Ri baixinho. Provavelmente ele não ouviu, mas deve ter conseguido sentir, de tão próximos que estávamos.
— Só me prometa que vai correr — ele pediu.
Cheguei à conclusão de que, no final das contas, eu não seria uma grande ajuda para Maxon caso alguma coisa de muito ruim acontecesse. Procurei seu ouvido e disse:
— Prometo.
O caminhão deu outro solavanco forte e Maxon me agarrou. Senti nossos narizes se tocarem na escuridão. A vontade de beijá-lo veio rápida e inesperada. Apesar de terem passado apenas alguns dias desde nosso beijo no telhado, para mim parecia uma eternidade. Ele me puxou para perto. Eu podia sentir na pele sua respiração. Ia acontecer. Com certeza.
Maxon deslizou o nariz pela minha bochecha até nossos lábios ficarem próximos. Assim como pude sentir o aroma do café e ouvir cada rangido no escuro, a falta de luz me deixava mais concentrada no leve aroma que envolvia Maxon, no toque de seus dedos pelo meu pescoço até chegar às mechas de cabelo que despontavam sob a touca.
Um segundo antes de nossos lábios se tocarem, o caminhão parou bruscamente, nos jogando para a frente. Bati a cabeça na parede e tive certeza de que os dentes de Maxon foram parar na minha orelha.
— Ai! — ele exclamou. Percebi que ele tentava se endireitar no escuro. — Você se machucou?
— Não. Meu cabelo e a touca absorveram a maior parte do impacto. — Se eu não quisesse tanto beijá-lo, teria caído na gargalhada.
Assim que paramos, o caminhão começou a dar ré. Segundos depois, já estava estacionado, e os motores, desligados.
Maxon trocou de posição; parecia estar agachado e encolhido, olhando para a porta. Achei melhor me abaixar também, e Maxon estendeu uma mão para me proteger, se fosse necessário.
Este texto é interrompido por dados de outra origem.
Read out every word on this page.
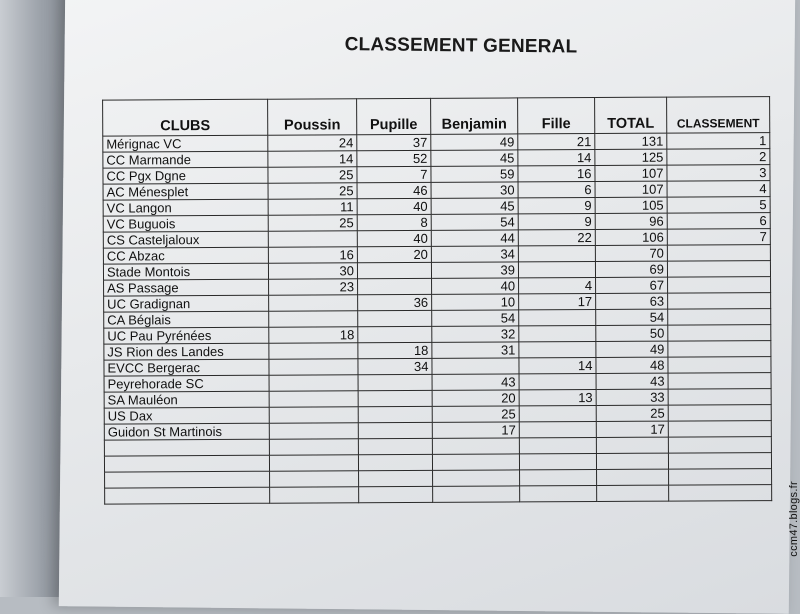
CLASSEMENT GENERAL
CLUBS	Poussin	Pupille	Benjamin	Fille	TOTAL	CLASSEMENT
Mérignac VC	24	37	49	21	131	1
CC Marmande	14	52	45	14	125	2
CC Pgx Dgne	25	7	59	16	107	3
AC Ménesplet	25	46	30	6	107	4
VC Langon	11	40	45	9	105	5
VC Buguois	25	8	54	9	96	6
CS Casteljaloux		40	44	22	106	7
CC Abzac	16	20	34		70	
Stade Montois	30		39		69	
AS Passage	23		40	4	67	
UC Gradignan		36	10	17	63	
CA Béglais			54		54	
UC Pau Pyrénées	18		32		50	
JS Rion des Landes		18	31		49	
EVCC Bergerac		34		14	48	
Peyrehorade SC			43		43	
SA Mauléon			20	13	33	
US Dax			25		25	
Guidon St Martinois			17		17	

ccm47.blogs.fr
A luz do poste invadiu a carroceria, me deixando um pouco zonza. Tentava proteger os olhos quando alguém subiu no compartimento.
— Chegamos — disse o soldado Avery. — Me sigam de perto.
Maxon se levantou e logo me ajudou a fazer o mesmo. Em seguida, saltou para fora do caminhão e ergueu os braços para me segurar. Assim que toquei o chão, ele tomou minha mão. De imediato, reparei no grande muro de tijolos que nos cercava em um beco e senti o cheiro muito forte de algo podre. Aspen estava diante de nós, inspecionando todos os lados com a arma na mão, na altura de sua cintura.
Ele e Avery foram na direção da entrada dos fundos do prédio, comigo e Maxon logo atrás. Os muros ao nosso redor eram altos e me lembravam dos prédios da minha cidade, com suas escadas de incêndio serpenteando na lateral da construção. No entanto, ninguém parecia morar naquela área. Aspen bateu na porta encardida e esperou. Uma fresta se abriu, e dava para ver uma pequena corrente que protegia quem estava dentro. Vi os olhos de August antes de a porta ser fechada rapidamente e reaberta em seguida, dessa vez por inteiro. August nos apressou para entrar.
— Rápido — ele murmurou.
No corredor sombrio estavam um garoto mais novo e Georgia. Era óbvio que ela estava tão ansiosa quanto a gente. Não consegui me conter e corri para abraçá-la. Ela me abraçou de volta, e fiquei feliz por descobrir que, inesperadamente, tinha feito uma amiga.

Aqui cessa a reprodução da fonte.